The difference between these two motives – business-motivation v. government services-motivation – illustrates the possible adverse effect Charter Schools might have on our children’s educational opportunities. Those who oppose corporate-run Charter Schools feel this same laissez faire shortfall – a governance model not driven by public good but by business gain – would exploit, and ultimately harm, our children’s educational future.
When asked about Charter Schools, Matt Loschen, who opposes them, first explained that there “is plenty of evidence that Charter Schools simply haven't worked in other states, and end up giving kids a worse education at a higher cost” (a different route through the Charter Schools debate all together). But he continued by adding that it is “a legitimate concern that Charter School advocates are in fact working to weaken public sector unions … as well as seek profits for themselves, rather than improve the education of Washington's kids.”
(Echoing Loschen’s sentiments, I can personally picture a dystopian future that includes Charter School officials quantifying our children by dollar figures rather than learned success. It is also a public misconception to believe that “not-for-profit” corporations cannot earn profits; they can and indeed do.)
Despite their opposition, Charter Schools have gained a great deal of support. Proponents counter by explaining that Charter Schools established under I-1240 would be subject to government oversight and public accountability. In an email exchange, Shannon Campion, Washington’s Executive Director for Stand for Children, told me that “Charter Schools are a great idea for Washington State because they are another option for parents to choose the right learning environment for their children.”

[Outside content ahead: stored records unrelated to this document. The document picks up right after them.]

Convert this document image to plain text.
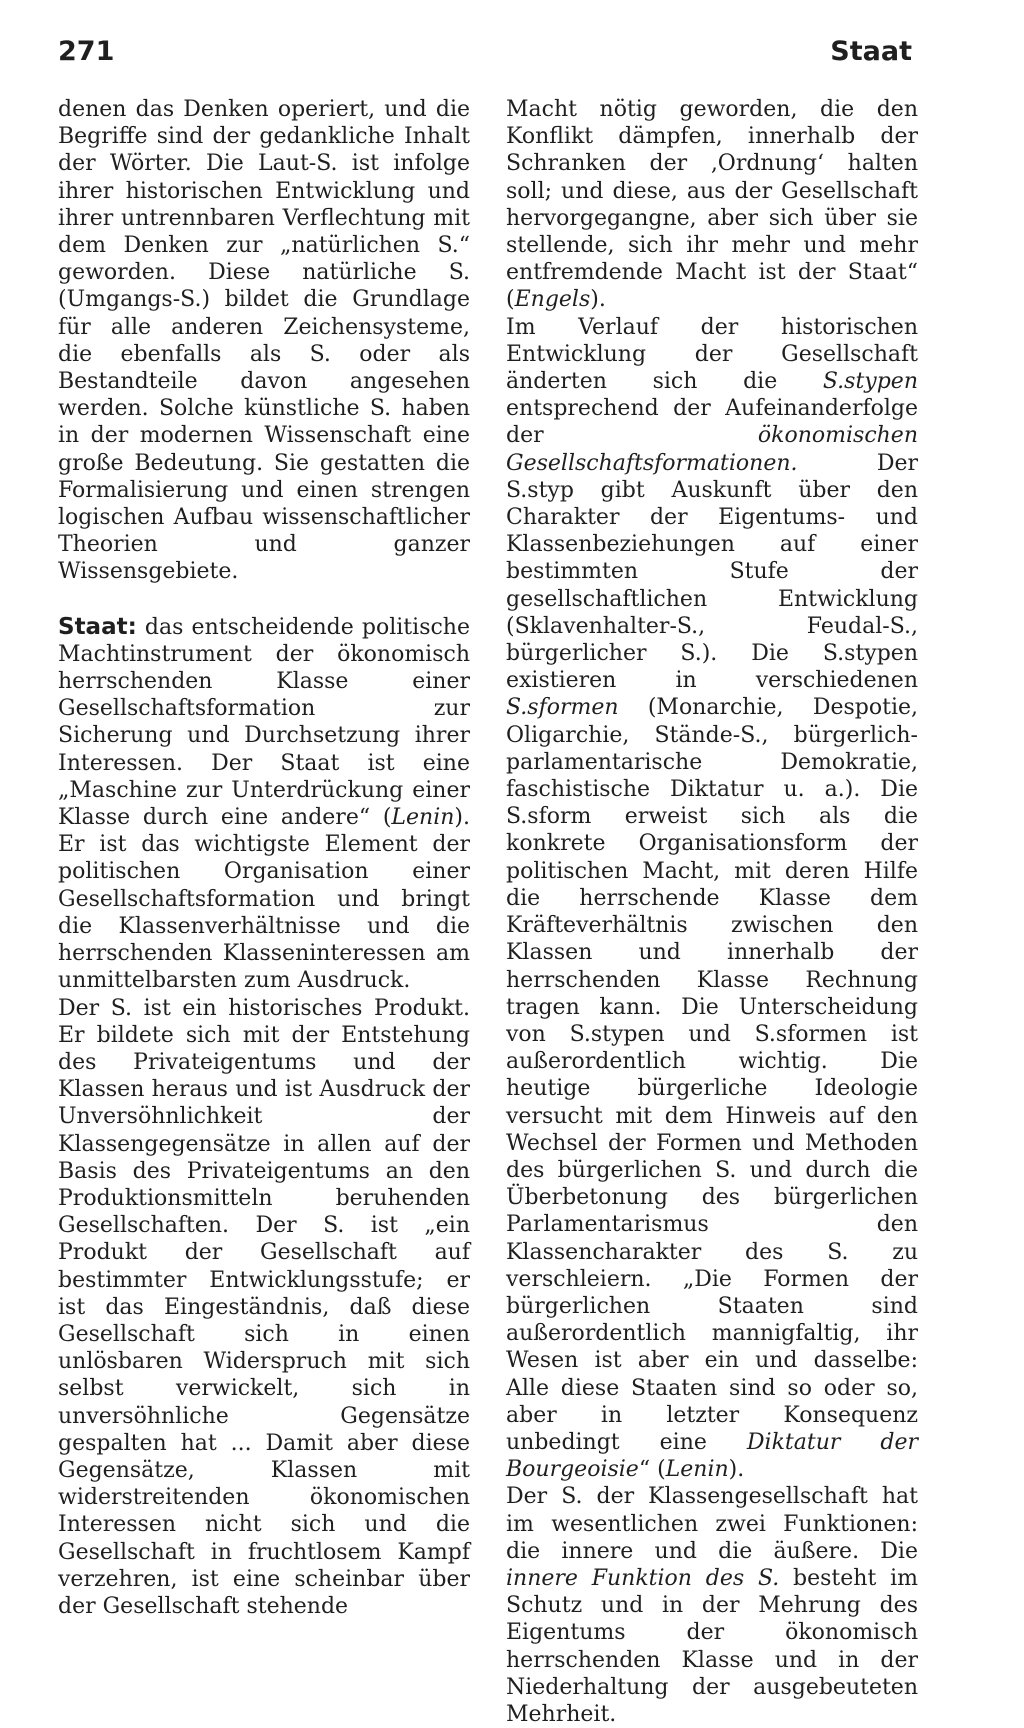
271	Staat

denen das Denken operiert, und die Begriffe sind der gedankliche Inhalt der Wörter. Die Laut-S. ist infolge ihrer historischen Entwicklung und ihrer untrennbaren Verflechtung mit dem Denken zur „natürlichen S.“ geworden. Diese natürliche S. (Umgangs-S.) bildet die Grundlage für alle anderen Zeichensysteme, die ebenfalls als S. oder als Bestandteile davon angesehen werden. Solche künstliche S. haben in der modernen Wissenschaft eine große Bedeutung. Sie gestatten die Formalisierung und einen strengen logischen Aufbau wissenschaftlicher Theorien und ganzer Wissensgebiete.

Staat: das entscheidende politische Machtinstrument der ökonomisch herrschenden Klasse einer Gesellschaftsformation zur Sicherung und Durchsetzung ihrer Interessen. Der Staat ist eine „Maschine zur Unterdrückung einer Klasse durch eine andere“ (Lenin). Er ist das wichtigste Element der politischen Organisation einer Gesellschaftsformation und bringt die Klassenverhältnisse und die herrschenden Klasseninteressen am unmittelbarsten zum Ausdruck.

Der S. ist ein historisches Produkt. Er bildete sich mit der Entstehung des Privateigentums und der Klassen heraus und ist Ausdruck der Unversöhnlichkeit der Klassengegensätze in allen auf der Basis des Privateigentums an den Produktionsmitteln beruhenden Gesellschaften. Der S. ist „ein Produkt der Gesellschaft auf bestimmter Entwicklungsstufe; er ist das Eingeständnis, daß diese Gesellschaft sich in einen unlösbaren Widerspruch mit sich selbst verwickelt, sich in unversöhnliche Gegensätze gespalten hat ... Damit aber diese Gegensätze, Klassen mit widerstreitenden ökonomischen Interessen nicht sich und die Gesellschaft in fruchtlosem Kampf verzehren, ist eine scheinbar über der Gesellschaft stehende

Macht nötig geworden, die den Konflikt dämpfen, innerhalb der Schranken der ‚Ordnung‘ halten soll; und diese, aus der Gesellschaft hervorgegangne, aber sich über sie stellende, sich ihr mehr und mehr entfremdende Macht ist der Staat“ (Engels).

Im Verlauf der historischen Entwicklung der Gesellschaft änderten sich die S.stypen entsprechend der Aufeinanderfolge der ökonomischen Gesellschaftsformationen. Der S.styp gibt Auskunft über den Charakter der Eigentums- und Klassenbeziehungen auf einer bestimmten Stufe der gesellschaftlichen Entwicklung (Sklavenhalter-S., Feudal-S., bürgerlicher S.). Die S.stypen existieren in verschiedenen S.sformen (Monarchie, Despotie, Oligarchie, Stände-S., bürgerlich-parlamentarische Demokratie, faschistische Diktatur u. a.). Die S.sform erweist sich als die konkrete Organisationsform der politischen Macht, mit deren Hilfe die herrschende Klasse dem Kräfteverhältnis zwischen den Klassen und innerhalb der herrschenden Klasse Rechnung tragen kann. Die Unterscheidung von S.stypen und S.sformen ist außerordentlich wichtig. Die heutige bürgerliche Ideologie versucht mit dem Hinweis auf den Wechsel der Formen und Methoden des bürgerlichen S. und durch die Überbetonung des bürgerlichen Parlamentarismus den Klassencharakter des S. zu verschleiern. „Die Formen der bürgerlichen Staaten sind außerordentlich mannigfaltig, ihr Wesen ist aber ein und dasselbe: Alle diese Staaten sind so oder so, aber in letzter Konsequenz unbedingt eine Diktatur der Bourgeoisie“ (Lenin).

Der S. der Klassengesellschaft hat im wesentlichen zwei Funktionen: die innere und die äußere. Die innere Funktion des S. besteht im Schutz und in der Mehrung des Eigentums der ökonomisch herrschenden Klasse und in der Niederhaltung der ausgebeuteten Mehrheit.
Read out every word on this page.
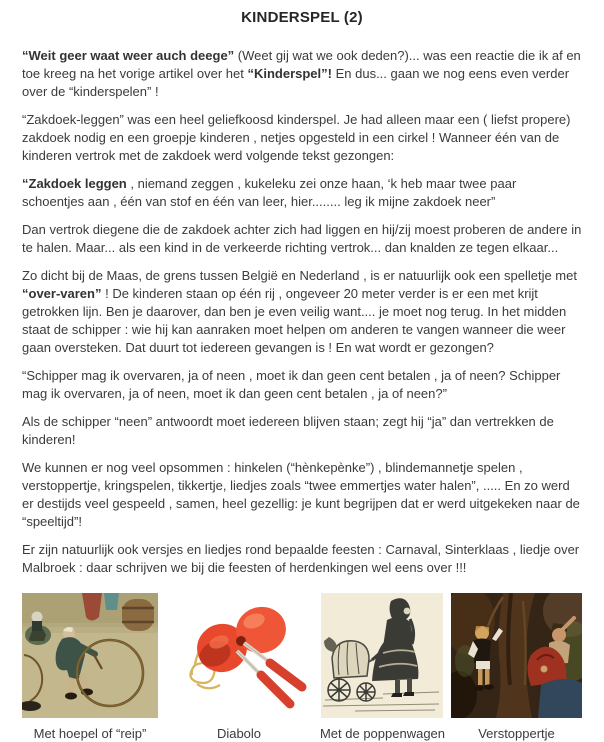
KINDERSPEL (2)

“Weit geer waat weer auch deege” (Weet gij wat we ook deden?)... was een reactie die ik af en toe kreeg na het vorige artikel over het “Kinderspel”! En dus... gaan we nog eens even verder over de “kinderspelen” !

“Zakdoek-leggen” was een heel geliefkoosd kinderspel. Je had alleen maar een ( liefst propere) zakdoek nodig en een groepje kinderen , netjes opgesteld in een cirkel ! Wanneer één van de kinderen vertrok met de zakdoek werd volgende tekst gezongen:

“Zakdoek leggen , niemand zeggen , kukeleku zei onze haan, ‘k heb maar twee paar schoentjes aan , één van stof en één van leer, hier........ leg ik mijne zakdoek neer”

Dan vertrok diegene die de zakdoek achter zich had liggen en hij/zij moest proberen de andere in te halen. Maar... als een kind in de verkeerde richting vertrok... dan knalden ze tegen elkaar...

Zo dicht bij de Maas, de grens tussen België en Nederland , is er natuurlijk ook een spelletje met “over-varen” ! De kinderen staan op één rij , ongeveer 20 meter verder is er een met krijt getrokken lijn. Ben je daarover, dan ben je even veilig want.... je moet nog terug. In het midden staat de schipper : wie hij kan aanraken moet helpen om anderen te vangen wanneer die weer gaan oversteken. Dat duurt tot iedereen gevangen is ! En wat wordt er gezongen?

“Schipper mag ik overvaren, ja of neen , moet ik dan geen cent betalen , ja of neen? Schipper mag ik overvaren, ja of neen, moet ik dan geen cent betalen , ja of neen?”

Als de schipper “neen” antwoordt moet iedereen blijven staan; zegt hij “ja” dan vertrekken de kinderen!

We kunnen er nog veel opsommen : hinkelen (“hènkepènke”) , blindemannetje spelen , verstoppertje, kringspelen, tikkertje, liedjes zoals “twee emmertjes water halen”, ..... En zo werd er destijds veel gespeeld , samen, heel gezellig: je kunt begrijpen dat er werd uitgekeken naar de “speeltijd”!

Er zijn natuurlijk ook versjes en liedjes rond bepaalde feesten : Carnaval, Sinterklaas , liedje over Malbroek : daar schrijven we bij die feesten of herdenkingen wel eens over !!!

Met hoepel of “reip”	Diabolo	Met de poppenwagen	Verstoppertje
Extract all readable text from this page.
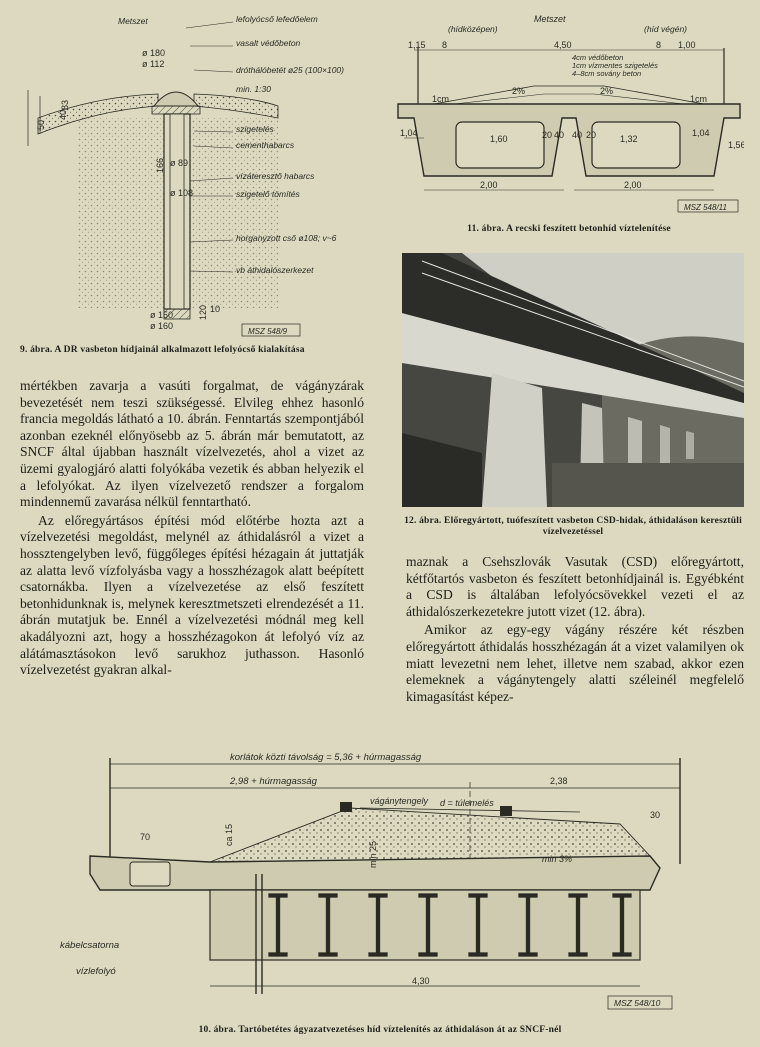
Metszet	lefolyócső lefedőelem
vasalt védőbeton
dróthálóbetét ø25 (100×100)
min. 1:30
szigetelés
cementhabarcs
vízáteresztő habarcs
szigetelő tömítés
horganyzott cső ø108; v~6
vb áthidalószerkezet
ø 180
ø 112
ø 89
ø 108
ø 150
ø 160
50
40
83
166
120 10
MSZ 548/9
9. ábra. A DR vasbeton hídjainál alkalmazott lefolyócső kialakítása
Metszet
(hídközépen)	(híd végén)
4cm védőbeton
1cm vízmentes szigetelés
4–8cm sovány beton
1,15 8	4,50	8 1,00
1cm
2%	2%
1cm
1,04
1,60	20 40 40 20	1,32
1,04
2,00	2,00
1,56
MSZ 548/11
11. ábra. A recski feszített betonhíd víztelenítése
12. ábra. Előregyártott, tuófeszített vasbeton CSD-hidak, áthidaláson keresztüli vízelvezetéssel

mértékben zavarja a vasúti forgalmat, de vágányzárak bevezetését nem teszi szükségessé. Elvileg ehhez hasonló francia megoldás látható a 10. ábrán. Fenntartás szempontjából azonban ezeknél előnyösebb az 5. ábrán már bemutatott, az SNCF által újabban használt vízelvezetés, ahol a vizet az üzemi gyalogjáró alatti folyókába vezetik és abban helyezik el a lefolyókat. Az ilyen vízelvezető rendszer a forgalom mindennemű zavarása nélkül fenntartható.

Az előregyártásos építési mód előtérbe hozta azt a vízelvezetési megoldást, melynél az áthidalásról a vizet a hossztengelyben levő, függőleges építési hézagain át juttatják az alatta levő vízfolyásba vagy a hosszhézagok alatt beépített csatornákba. Ilyen a vízelvezetése az első feszített betonhidunknak is, melynek keresztmetszeti elrendezését a 11. ábrán mutatjuk be. Ennél a vízelvezetési módnál meg kell akadályozni azt, hogy a hosszhézagokon át lefolyó víz az alátámasztásokon levő sarukhoz juthasson. Hasonló vízelvezetést gyakran alkal-

maznak a Csehszlovák Vasutak (CSD) előregyártott, kétfőtartós vasbeton és feszített betonhídjainál is. Egyébként a CSD is általában lefolyócsövekkel vezeti el az áthidalószerkezetekre jutott vizet (12. ábra).

Amikor az egy-egy vágány részére két részben előregyártott áthidalás hosszhézagán át a vizet valamilyen ok miatt levezetni nem lehet, illetve nem szabad, akkor ezen elemeknek a vágánytengely alatti széleinél megfelelő kimagasítást képez-

korlátok közti távolság = 5,36 + húrmagasság
2,98 + húrmagasság	2,38
vágánytengely d = túlemelés
70
30
min 25
ca 15
min 3%
kábelcsatorna
vízlefolyó
4,30
MSZ 548/10
10. ábra. Tartóbetétes ágyazatvezetéses híd víztelenítés az áthidaláson át az SNCF-nél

Campion continued by explaining that “Charter Schools are independently managed public schools that are operated by approved nonprofits. They are open to all students and receive funding based on student enrollment just like traditional public schools. I-1240 finally gives Washington families the option of public Charter Schools which are already available in 41 other states.”
In his The Education of Henry Adams, the great grandson of our second President observed that the habits of institutionalized education may, in many ways, stifle rather than foster one’s education. I believe, however, Washington’s public education system, if permitted the benefit of state-generated income, and if treated as the “paramount duty” our Constitution dictates, is alone capable of providing the excellent learning opportunities our children so entirely deserve.